Pocahontas Review: The Dichotomy of Superior and Inferior

Articles ، Reviews April 12, 2023, 7:21 am

Pocahontas, an animation made by the Walt Disney Company, is full of colonial and postcolonial concepts which permeated the whole movie scene and the lyrics of the songs sung by the colonized and colonizer voices as well. In this animation, we have the dichotomy of superior and inferior, Europeans and Indians, civilized and savage, self and the Other. We have different races and ethnicities in this animation. On the one hand, there is an Indian tribe that has its own civilization and life that its people live in nature and Pocahontas is the leading character of this side, while the other side includes British soldiers and a governor attempting to achieve glory and gold. They are traveling to a land they call, New World, to mine gold and get prosperity.

What we think about the people of the New World is that they are a bunch of uncivilized and savage people who could kill Europeans if they attacked. It is exactly here that we witness racism among British soldiers who call Indians savages without visiting them first because they have a kind of fixed presupposition in their minds that one who isn’t like them is a savage or filthy heathen. They see themselves as racially superior. However, Europeans’ arrival to Indian lands, plundered their civilization, they cut their trees, dug their earth, and made a mess.

Radcliff, the Governor, is a greedy man who cares only about himself and is after wealth and glory and sees soldiers and Indians as tools to achieve his own goals. He is able to destroy Indians’ life to gain gold and glory. So, what we see here is neoclassicism which happens when colonizers exploit the natural sources of land at the cost of its destruction. In fact, he plants the seeds of the idea of fighting and uncivilized Indians in soldiers’ heads where at the beginning of the movie, they think of Indians as savage people who may hurt them so they have to kill them.

In fact, the first encounter and interaction between the two main characters of the animation, Pocahontas and John Smith, is significant because we see they give examples of colonization where John introduces London to her or teaches her how to handshake or shows her some objects like the compass. While Pocahontas shows him greeting in her culture. So, there is forming a kind of mutual interaction between these two characters. Although there is no force of teaching the Indian culture to John from Pocahontas, there is from John Smith. He wants to make her like himself and teach her things she doesn’t know, so he refers to her as ignorant and savage.

John Smith is the most courageous member of the crew who has colonizer ideas and thinks colonized people are uncivilized and he should teach them how to live and build decent houses for them just like themselves. It is at that time that a nation can be called civilized. Because of that, he tells Pocahontas you’re uncivilized and savage, and “savage” is a word applied to those who aren’t civilized. In his world, the one who isn’t like them is the Other. Colonizers believe that their own culture is civilized as if they are the center and everything revolves around them. As a result, Pocahontas is the Other who should learn civilization.

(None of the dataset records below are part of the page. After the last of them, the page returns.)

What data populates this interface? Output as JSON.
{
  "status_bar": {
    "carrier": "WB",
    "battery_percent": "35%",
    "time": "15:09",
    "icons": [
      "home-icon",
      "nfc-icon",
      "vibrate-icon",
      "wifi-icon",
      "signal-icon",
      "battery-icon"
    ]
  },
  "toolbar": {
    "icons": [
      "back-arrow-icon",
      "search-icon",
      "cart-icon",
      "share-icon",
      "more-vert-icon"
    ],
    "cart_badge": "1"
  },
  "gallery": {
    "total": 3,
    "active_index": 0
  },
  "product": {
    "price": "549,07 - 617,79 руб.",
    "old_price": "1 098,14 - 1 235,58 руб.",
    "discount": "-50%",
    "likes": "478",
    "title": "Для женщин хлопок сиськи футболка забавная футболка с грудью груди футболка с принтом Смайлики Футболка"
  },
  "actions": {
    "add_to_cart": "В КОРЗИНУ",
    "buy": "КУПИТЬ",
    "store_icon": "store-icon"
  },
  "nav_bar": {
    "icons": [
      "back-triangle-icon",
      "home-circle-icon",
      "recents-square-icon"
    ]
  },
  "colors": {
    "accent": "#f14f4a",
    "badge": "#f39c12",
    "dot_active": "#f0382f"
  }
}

On the other hand, we see Pocahontas who has a stable character and resists colonization and tries to show Smith that every creature has its own spirit, life, and name and that because they’re not like him, doesn’t mean they are uncivilized. By showing the forest and the river to him, she helps him release himself from the notion of European civilization, where she tells him; “Listen with your heart”. At first, he was so sure about his conceptions of civilization but then he learned from Pocahontas. She also resisted his colonization when she decided not to leave her people and stay where she belonged but we saw in the animation that John told her I belong nowhere and I don’t have a home. To my surprise the idea of unhomeliness has been reversed here, the subaltern has a home, culture, and belonging but the colonizer doesn’t.

What is clear is that the mechanism of colonial power to recover the subaltern doesn’t work in this animation but it concentrates on the resistance side. Although we see the power of the language of the superior in the film where Pocahontas speaks English. English is the dominant language and Pocahontas doesn’t speak her mother tongue but English. Why didn’t Smith change his language but Pocahontas? Because he is superior and she is inferior.

One of the significant ideas in this animation is Eurocentrism where Europeans consider their culture as the measure to all other cultures, so native people should follow them as John believed Pocahontas has to follow him. But what I can say is that there is no mimicry in the movie except for the language part. Pocahontas has no desire to mimic John’s culture but to have him and stop the fight. She is more of a link for both sides to communicate.

I presume that the movie appears idealist in presenting the notions of colonialism. Radcliff doesn’t seem as serious or dangerous as a villain of a movie should be and the British soldiers stop fighting soon to reconcile with the Indians even though Thomas regrets killing Kocoum. It was like British soldiers were deceived and blind and then they achieve their sight and are able to see because, at the beginning of the movie, they sing these lines that “So we have been told by Virginia Company, for glory, God and gold and the Virginia Company”, that show that they just follow what they have been told to and are means in the hands of a company. However, the Indians, the colonized, are shown as a kind and peace-seeking nation, while Europeans who are supposed to be colonizers are depicted as soft and submitting to love. And at the end, the language of love and understanding wins.